Accusé de soutien à Israël, le festival Sónar de Barcelone fait face au boycott de 70 artistes

Un appel au boycott massif. Pas moins de 70 artistes, censés se produire sur scène lors du festival barcelonais de Sónar (du 12 au 14 juin), ont annoncé se retirer de la programmation en raison des liens présumés des organisateurs avec Israël. Ce grand rendez-vous de la musique électronique espagnole, racheté par la firme américaine Kohlberg Kravis Robert (KKR) l’an dernier, est accusé de pratiques qui piétinent les droits des Palestiniens.

Le festival Sónar de Barcelone est un mastodonte de la musique électronique. PAU BARRENA / AFP

La société new-yorkaise, fondée en 1976, participerait, via des parts acquises en 2019 dans le groupe allemand Axel Springer, à promouvoir l’immobilier dans les territoires occupés « illégalement » par Israël, à savoir Jérusalem-Est, Gaza et la Cisjordanie, reconnues par le droit international comme palestiniens. Le conglomérat d’entreprises propose à ses clients d’effectuer des investissements immobiliers dans ces zones pour « y construire l’avenir ».

Une lettre ouverte signée par une dizaine de Français

C’est pourquoi une majorité de musiciens, parmi lesquels sont toujours annoncés au programme Armin van Buuren, Skrillex ou encore Peggy Gou, ont signé une lettre ouverte réclamant au Sónar de « prendre ses distances par rapport aux investissements complices de KKR ». « Adoptez des politiques de programmation et de partenariat éthiques, respectez les lignes directrices du BDS, dialoguez avec les artistes sur tout ce qui précède », ont exhorté les signataires parmi lesquels on compte une dizaine de Français, comme le DJ parisien Brodinski. Plus du double d’Espagnols a également ratifié le document.

Dans ce manifeste, les 70 artistes mentionnent à plusieurs reprises le « Boycott, désinvestissement et sanctions », dit « BDS ». Ce mouvement de contestation a pour objectif de boycotter et dénoncer les agissements des institutions culturelles israéliennes qui piétinent les droits des Palestiniens. Il a notamment participé à la campagne de boycott de grandes firmes internationales comme McDonald’s, Coca-Cola, la BNP Paribas, ou encore Carrefour, tous accusés de participer d’une forme ou d’une autre aux « crimes de guerre commis par le régime israélien d’occupation ».

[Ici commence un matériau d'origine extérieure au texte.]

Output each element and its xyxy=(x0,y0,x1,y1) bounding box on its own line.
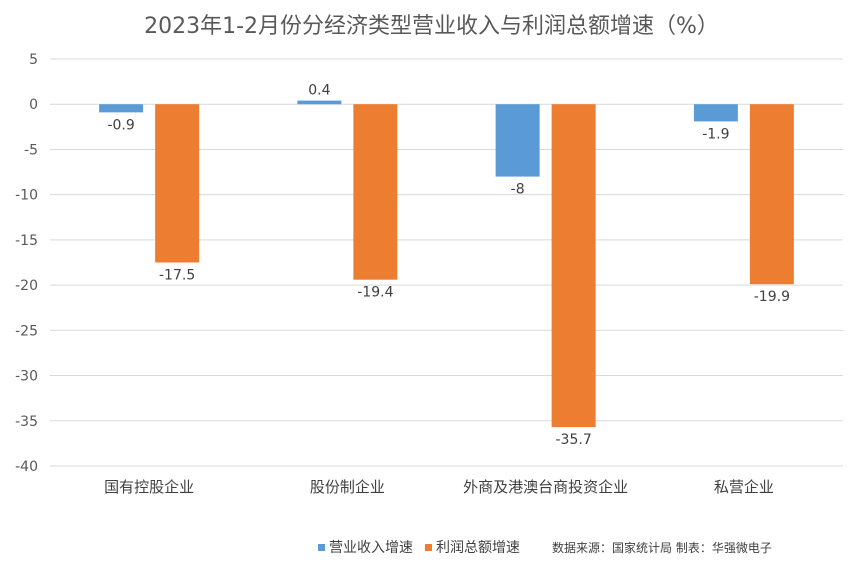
x-tick-label: 私营企业 xyxy=(714,478,774,496)
x-tick-label: 国有控股企业 xyxy=(104,478,194,496)
x-axis-ticks: 国有控股企业 股份制企业 外商及港澳台商投资企业 私营企业 xyxy=(104,478,774,496)
y-tick-label: -35 xyxy=(15,414,38,430)
y-tick-label: -15 xyxy=(15,233,38,249)
bar-revenue xyxy=(99,104,144,113)
y-tick-label: 0 xyxy=(29,97,38,113)
data-label: -19.4 xyxy=(357,285,393,301)
data-label: -8 xyxy=(511,182,525,198)
bar-profit xyxy=(155,104,200,263)
bar-revenue xyxy=(495,104,540,177)
legend-item-profit: 利润总额增速 xyxy=(425,537,520,557)
y-tick-label: -10 xyxy=(15,188,38,204)
y-tick-label: -20 xyxy=(15,278,38,294)
source-note: 数据来源：国家统计局 制表：华强微电子 xyxy=(552,540,772,555)
legend-label-revenue: 营业收入增速 xyxy=(329,540,413,556)
bar-profit xyxy=(353,104,398,280)
legend-swatch-revenue xyxy=(318,543,325,551)
legend-item-revenue: 营业收入增速 xyxy=(318,537,413,557)
y-tick-label: -30 xyxy=(15,369,38,385)
legend-swatch-profit xyxy=(425,543,432,551)
bars xyxy=(99,100,794,428)
data-label: -1.9 xyxy=(702,126,729,142)
chart-title: 2023年1-2月份分经济类型营业收入与利润总额增速（%） xyxy=(144,14,719,39)
bar-profit xyxy=(551,104,596,428)
y-tick-label: -25 xyxy=(15,323,38,339)
legend-label-profit: 利润总额增速 xyxy=(436,540,520,556)
legend: 营业收入增速 利润总额增速 数据来源：国家统计局 制表：华强微电子 xyxy=(318,537,772,557)
data-label: -0.9 xyxy=(107,117,134,133)
data-label: -35.7 xyxy=(556,432,592,448)
bar-revenue xyxy=(297,100,342,105)
data-label: -19.9 xyxy=(754,289,790,305)
x-tick-label: 股份制企业 xyxy=(310,478,385,496)
x-tick-label: 外商及港澳台商投资企业 xyxy=(463,478,628,496)
bar-revenue xyxy=(693,104,738,122)
y-tick-label: 5 xyxy=(29,52,38,68)
data-labels: -0.9 -17.5 0.4 -19.4 -8 -35.7 -1.9 -19.9 xyxy=(107,83,790,449)
data-label: 0.4 xyxy=(308,83,330,99)
y-axis-ticks: 5 0 -5 -10 -15 -20 -25 -30 -35 -40 xyxy=(15,52,38,475)
bar-chart: 5 0 -5 -10 -15 -20 -25 -30 -35 -40 -0.9 -17.5 0.4 -1… xyxy=(15,52,843,496)
bar-profit xyxy=(749,104,794,285)
y-tick-label: -40 xyxy=(15,459,38,475)
y-tick-label: -5 xyxy=(24,142,38,158)
data-label: -17.5 xyxy=(159,268,195,284)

« Nous n’avons aucune ingérence »

En réponse à ses accusations, le festival Sónar a relayé un communiqué sur ses réseaux sociaux dans lequel il affirme se « dissocier de toute action de KKR ». « Nous n’avons aucune ingérence, ni bien sûr aucun contrôle sur leurs investissements ou décisions, poursuivent les organisateurs. Notre indépendance reste intacte dans tous les domaines qui définissent l’identité de Sónar : la ligne artistique, la gestion du festival et notre engagement éthique et culturel, qui est resté ferme tout au long de ces 32 années. »

Avec mon entrée, je finance le génocide à Gaza ?

Question d’un internaute au festival

Le boycott des artistes a entraîné une vague de haine du côté des fans, dont la moitié réclame un remboursement, voire l’annonce d’une nouvelle programmation. En attendant une réponse de la part du festival, muet à ce sujet, ils s’indignent dans l’espace commentaire de plusieurs publications de Sónar. « Musique, innovation, génocide », écrit un internaute. « Avec mon entrée, je finance le génocide à Gaza ? », se demande un autre. « Allez-vous condamner le génocide ? », peut-on encore lire.

L’Espagne propalestinienne

L’engagement propalestinien des festivaliers espagnols est particulièrement remarqué cette année à l’aube du lancement des premières festivités barcelonaises, comme le Primavera Sound. Le festival Viñarock, l’un des 23 possédés par KKR en Espagne, est également victime d’un boycott massif. La ville hôte de l’événement, Villaroblado, a demandé la rupture du contrat les liant aux États-Unis par peur de lourdes pertes économiques. Le ministre de la Culture espagnol, Ernest Urtasun, a lui aussi déclaré que le groupe KKR n’était « pas le bienvenu » en Espagne. Le président du gouvernement, Pedro Sánchez, avait demandé à l’issue de l’Eurovision l’exclusion totale d’Israël des événements culturels internationaux.